Verklaart het subsidiair bewezen verklaarde strafbaar, kwalificeert dit als hiervoor vermeld en verklaart de verdachte strafbaar.
Veroordeelt de verdachte tot jeugddetentie voor de duur van 2 (twee) maanden.
Bepaalt dat de jeugddetentie niet ten uitvoer zal worden gelegd, tenzij de rechter later anders mocht gelasten omdat de verdachte zich voor het einde van een proeftijd van 2 (twee) jaren aan een strafbaar feit heeft schuldig gemaakt dan wel de hierna te noemen bijzondere voorwaarde(n) niet heeft nageleefd.
Stelt als bijzondere voorwaarde dat verdachte zich stelt onder het toezicht van de Stichting Reclassering Nederland en zich zal gedragen naar de voorschriften en aanwijzingen, door of namens deze instelling te geven.
Aldus gewezen door
mr.
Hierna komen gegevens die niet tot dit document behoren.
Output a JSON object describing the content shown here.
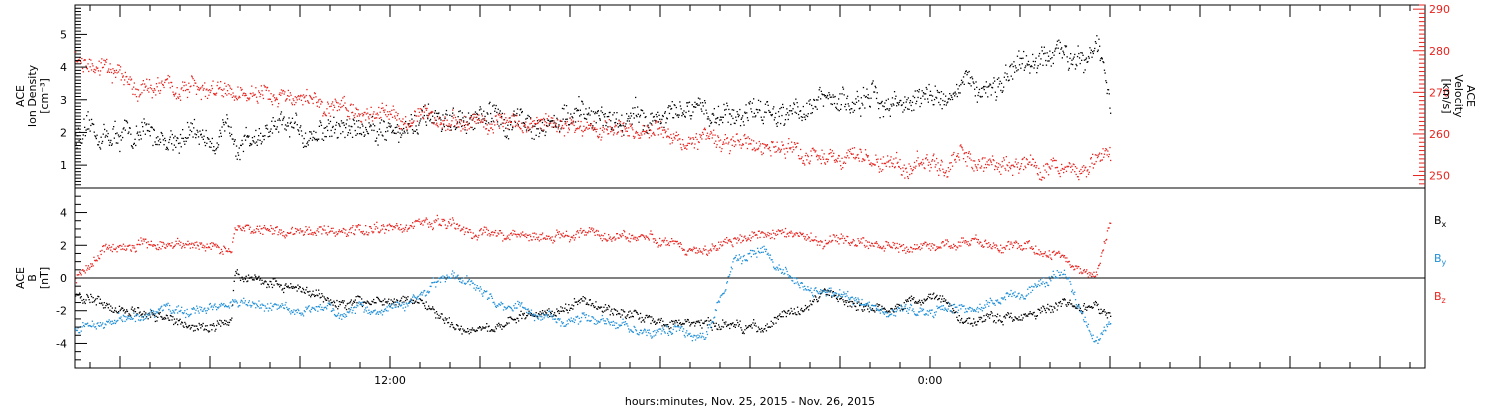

P. Koolschijn, voorzitter,
mr. D.V.E.M. van der Wiel-Rammeloo en mr. J. Hielkema, raadsheren,
in tegenwoordigheid van mr. M.J. Schulte, griffier,
en op 26 augustus 2011 ter openbare terechtzitting uitgesproken.
Zijnde mr. Van der Wiel-Rammeloo voornoemd buiten staat dit arrest mede te ondertekenen.